While I appreciate the time here discussing auth and cryptography I don't appreciate the countless articles helping users roll their own auth. These articles should be hedged with "use real auth in production" and "for learning purposes only".
If you're not inventing the next auth standard or a better implementation of the current auth standard then you shouldn't be rolling your own auth. Full stop. There's a million (being hyperbolic) things you can get wrong even if you hash passwords right. This is one of the many reasons why OpenID is the standard and everyone writing "real" applications expected to be used by "real" users should use an Identity Management service.
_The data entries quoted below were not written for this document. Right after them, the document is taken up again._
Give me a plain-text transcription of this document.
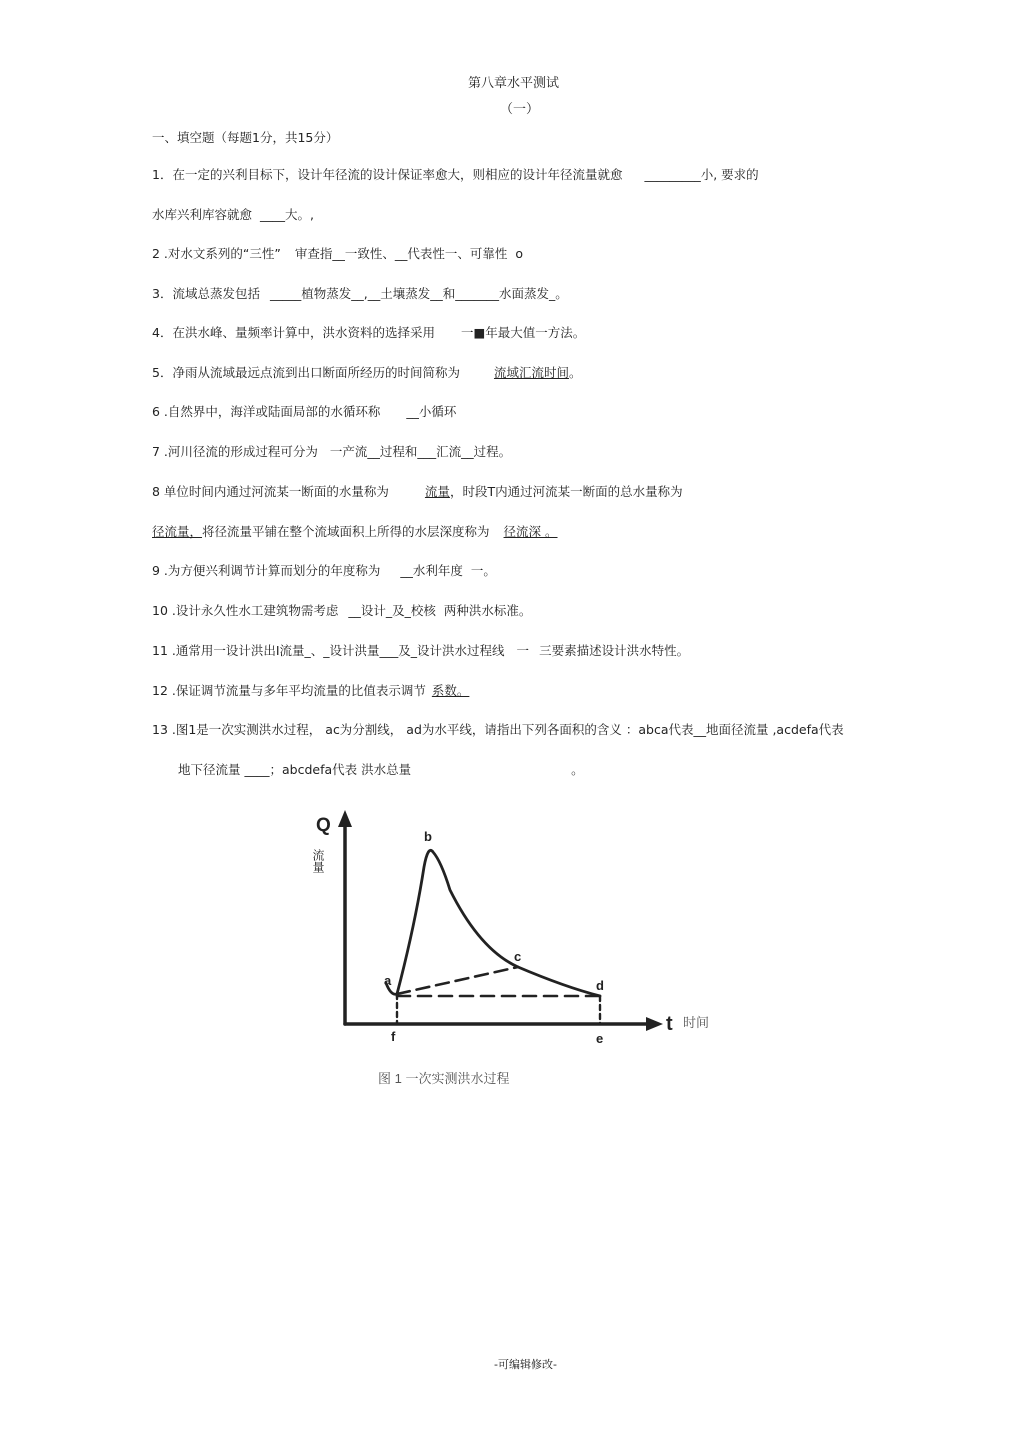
第八章水平测试
（一）
一、填空题（每题1分，共15分）
1．在一定的兴利目标下，设计年径流的设计保证率愈大，则相应的设计年径流量就愈 _________小, 要求的
水库兴利库容就愈 ____大。,
2 .对水文系列的“三性” 审查指__一致性、__代表性一、可靠性 o
3．流域总蒸发包括 _____植物蒸发__,__土壤蒸发__和_______水面蒸发_。
4．在洪水峰、量频率计算中，洪水资料的选择采用 一■年最大值一方法。
5．净雨从流域最远点流到出口断面所经历的时间简称为	流域汇流时间。
6 .自然界中，海洋或陆面局部的水循环称 __小循环
7 .河川径流的形成过程可分为 一产流__过程和___汇流__过程。
8 单位时间内通过河流某一断面的水量称为	流量，时段T内通过河流某一断面的总水量称为
径流量，将径流量平铺在整个流域面积上所得的水层深度称为 径流深 。
9 .为方便兴利调节计算而划分的年度称为 __水利年度 一。
10 .设计永久性水工建筑物需考虑 __设计_及_校核 两种洪水标准。
11 .通常用一设计洪出I流量_、_设计洪量___及_设计洪水过程线 一 三要素描述设计洪水特性。
12 .保证调节流量与多年平均流量的比值表示调节 系数。
13 .图1是一次实测洪水过程， ac为分割线， ad为水平线，请指出下列各面积的含义 ：abca代表__地面径流量 ,acdefa代表
地下径流量 ____；abcdefa代表 洪水总量	。
Q
流量
t 时间
a
b
c
d
e
f
图 1 一次实测洪水过程
-可编辑修改-
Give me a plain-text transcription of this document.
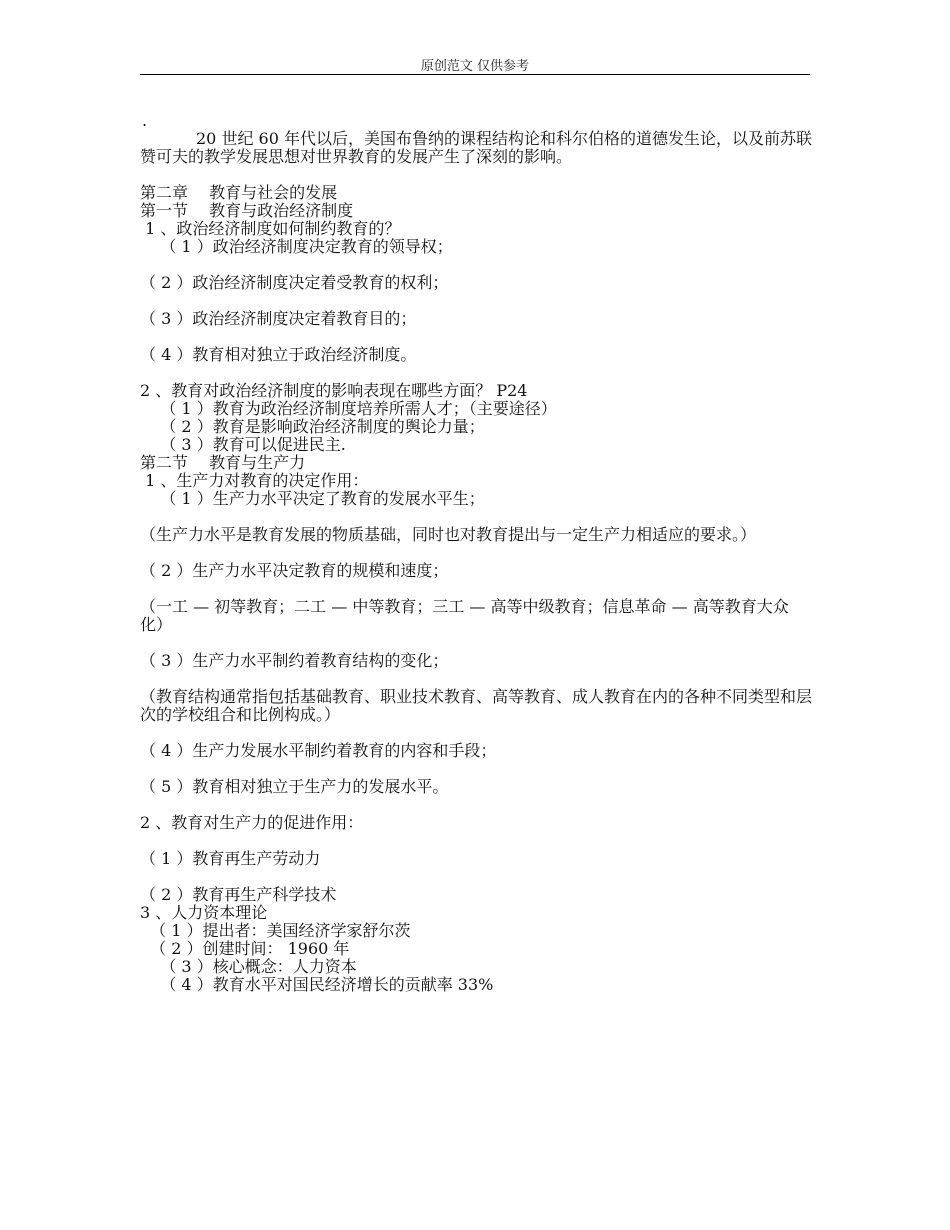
原创范文 仅供参考
.
20 世纪 60 年代以后，美国布鲁纳的课程结构论和科尔伯格的道德发生论，以及前苏联赞可夫的教学发展思想对世界教育的发展产生了深刻的影响。
第二章　 教育与社会的发展
第一节　 教育与政治经济制度
1 、政治经济制度如何制约教育的？
（ 1 ）政治经济制度决定教育的领导权；
（ 2 ）政治经济制度决定着受教育的权利；
（ 3 ）政治经济制度决定着教育目的；
（ 4 ）教育相对独立于政治经济制度。
2 、教育对政治经济制度的影响表现在哪些方面？ P24
（ 1 ）教育为政治经济制度培养所需人才；（主要途径）
（ 2 ）教育是影响政治经济制度的舆论力量；
（ 3 ）教育可以促进民主.
第二节　 教育与生产力
1 、生产力对教育的决定作用：
（ 1 ）生产力水平决定了教育的发展水平生；
（生产力水平是教育发展的物质基础，同时也对教育提出与一定生产力相适应的要求。）
（ 2 ）生产力水平决定教育的规模和速度；
（一工 — 初等教育；二工 — 中等教育；三工 — 高等中级教育；信息革命 — 高等教育大众化）
（ 3 ）生产力水平制约着教育结构的变化；
（教育结构通常指包括基础教育、职业技术教育、高等教育、成人教育在内的各种不同类型和层次的学校组合和比例构成。）
（ 4 ）生产力发展水平制约着教育的内容和手段；
（ 5 ）教育相对独立于生产力的发展水平。
2 、教育对生产力的促进作用：
（ 1 ）教育再生产劳动力
（ 2 ）教育再生产科学技术
3 、人力资本理论
（ 1 ）提出者：美国经济学家舒尔茨
（ 2 ）创建时间： 1960 年
（ 3 ）核心概念：人力资本
（ 4 ）教育水平对国民经济增长的贡献率 33%
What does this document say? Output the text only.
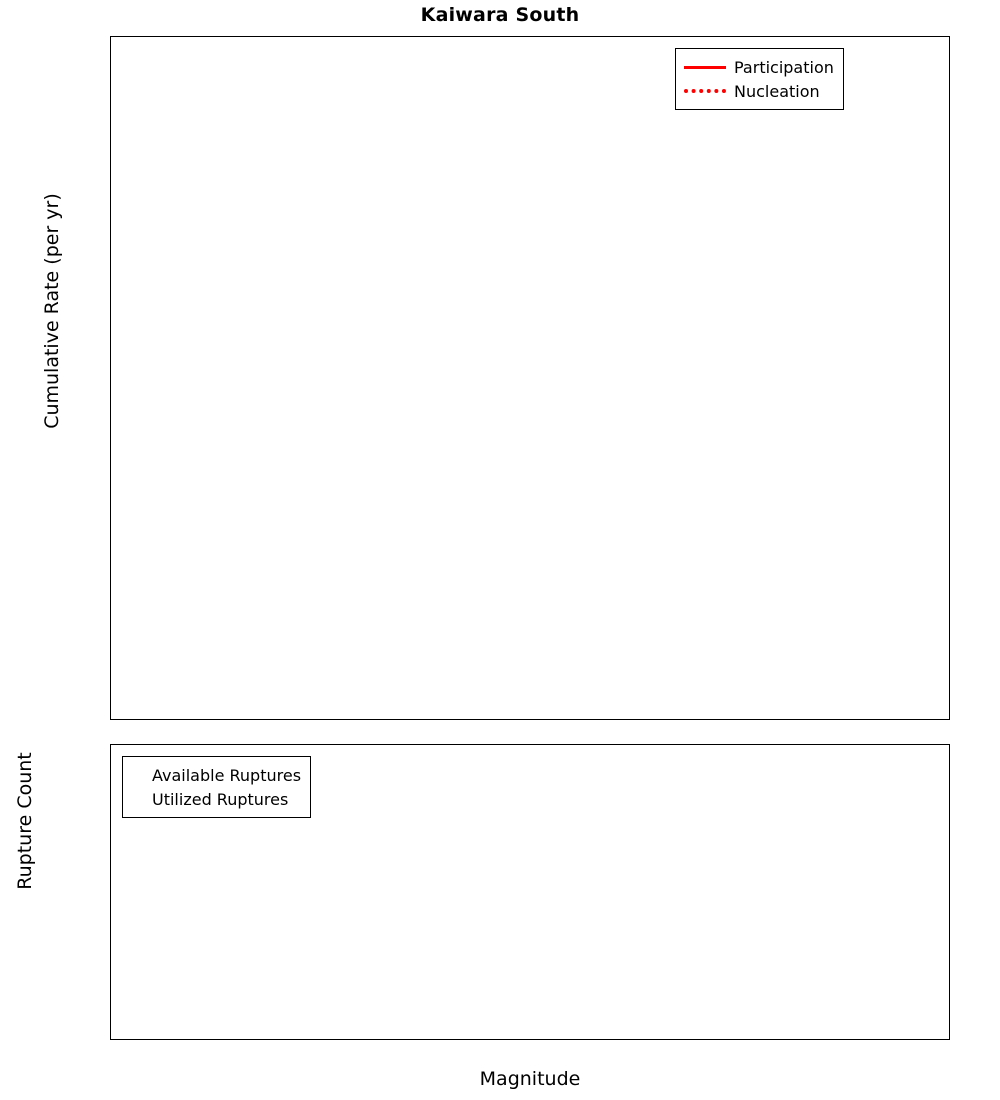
Kaiwara South
Cumulative Rate (per yr)
Participation
Nucleation
Rupture Count	Available Ruptures
Utilized Ruptures
Magnitude
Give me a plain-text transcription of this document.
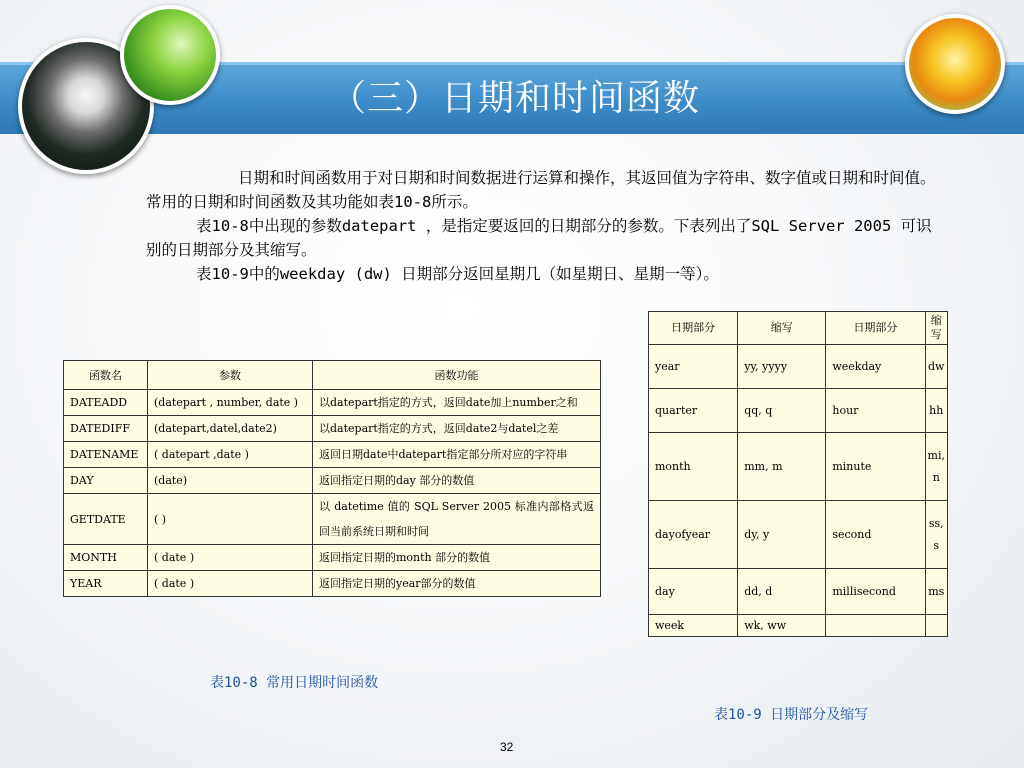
（三）日期和时间函数

日期和时间函数用于对日期和时间数据进行运算和操作，其返回值为字符串、数字值或日期和时间值。常用的日期和时间函数及其功能如表10-8所示。

表10-8中出现的参数datepart ，是指定要返回的日期部分的参数。下表列出了SQL Server 2005 可识别的日期部分及其缩写。

表10-9中的weekday (dw) 日期部分返回星期几（如星期日、星期一等）。

函数名	参数	函数功能
DATEADD	(datepart , number, date )	以datepart指定的方式，返回date加上number之和
DATEDIFF	(datepart,datel,date2)	以datepart指定的方式，返回date2与datel之差
DATENAME	( datepart ,date )	返回日期date中datepart指定部分所对应的字符串
DAY	(date)	返回指定日期的day 部分的数值
GETDATE	( )	以 datetime 值的 SQL Server 2005 标准内部格式返回当前系统日期和时间
MONTH	( date )	返回指定日期的month 部分的数值
YEAR	( date )	返回指定日期的year部分的数值
日期部分	缩写	日期部分	缩写
year	yy, yyyy	weekday	dw
quarter	qq, q	hour	hh
month	mm, m	minute	mi, n
dayofyear	dy, y	second	ss, s
day	dd, d	millisecond	ms
week	wk, ww		
表10-8 常用日期时间函数
表10-9 日期部分及缩写
32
Please stop teaching people it's ok to roll their own auth.
Here's an article which does a fairly well job at explaining why.
withblue.ink/2020/04/08/stop-writi...
Yeah, there's definitely something to be said for using trusted identity providers like Google - there are a lot of advantages to that, but it has some disadvantages to it as well.
I would certainly never recommend that someone roll their own hash functions or their own implementation of JWT, or heavens forbid their own cryptography, as doing so would inevitably go disastrously wrong.
That being said, federated logins aren't a one-size fits all solution. Plenty of companies choose to use existing hash libraries and well-known, well-maintained auth libraries for session or token management, and many of them have valid reasons for doing so. I personally think there's nothing wrong with doing that as long as you are both deliberate and careful about it.
I agree to a degree. Companies, with the ample resources (with talented developers) should absolutely contemplate writing their own auth... when existing solutions do not fit their needs and provided that they are unable to contribute to the standards (in spec or impl) or extend an existing open solution. Many, even the "big dogs", also get it wrong; for example Apples early impl of OpenID. You also don't have to go with a hosted/managed third party to use an IAM nor must it be federated. There are several "host it yourself" IAM solutions which provide OpenID compliant services. Since they are open source you could even extend them with your needed custom auth "additions" for your special edge cases. You can also extend OpenID spec with your special use cases similar to HEART and UMA.
I think these articles have merit and value for learning. The issue I take is the impression these articles give the inexperienced devs who proliferate the web trying to build their own solutions and products with a team of 1 (or very few), who don't understand (and seem to have the bare minimum concern for users security) who are the predominant audience of these articles. For those individuals these articles, almost always without disclaimer, practically vindicate that they can and should, roll their own auth.
Should a company write their own auth? Maybe. Under very limited reasons and with the right team who have vast experience in auth. Should Joe Blow and the 3 musketeers roll their own auth? If making products for actual consumption absolutely not. Not if you want to respect your users privacy and provide them with real security (federated or not). Not if you want to spend time adding value to your actual business instead of rebuilding the wheel. I'm probably being hyperbolic but I would venture to say 90%+ of products don't need custom auth solutions.
If you roll your own auth please, at the very very least, make it publicly available so that the security experts and white hat hackers of the world can tare it apart to help rigorously audit and test it.
Hey, thanks for the feedback! Glad you enjoyed it!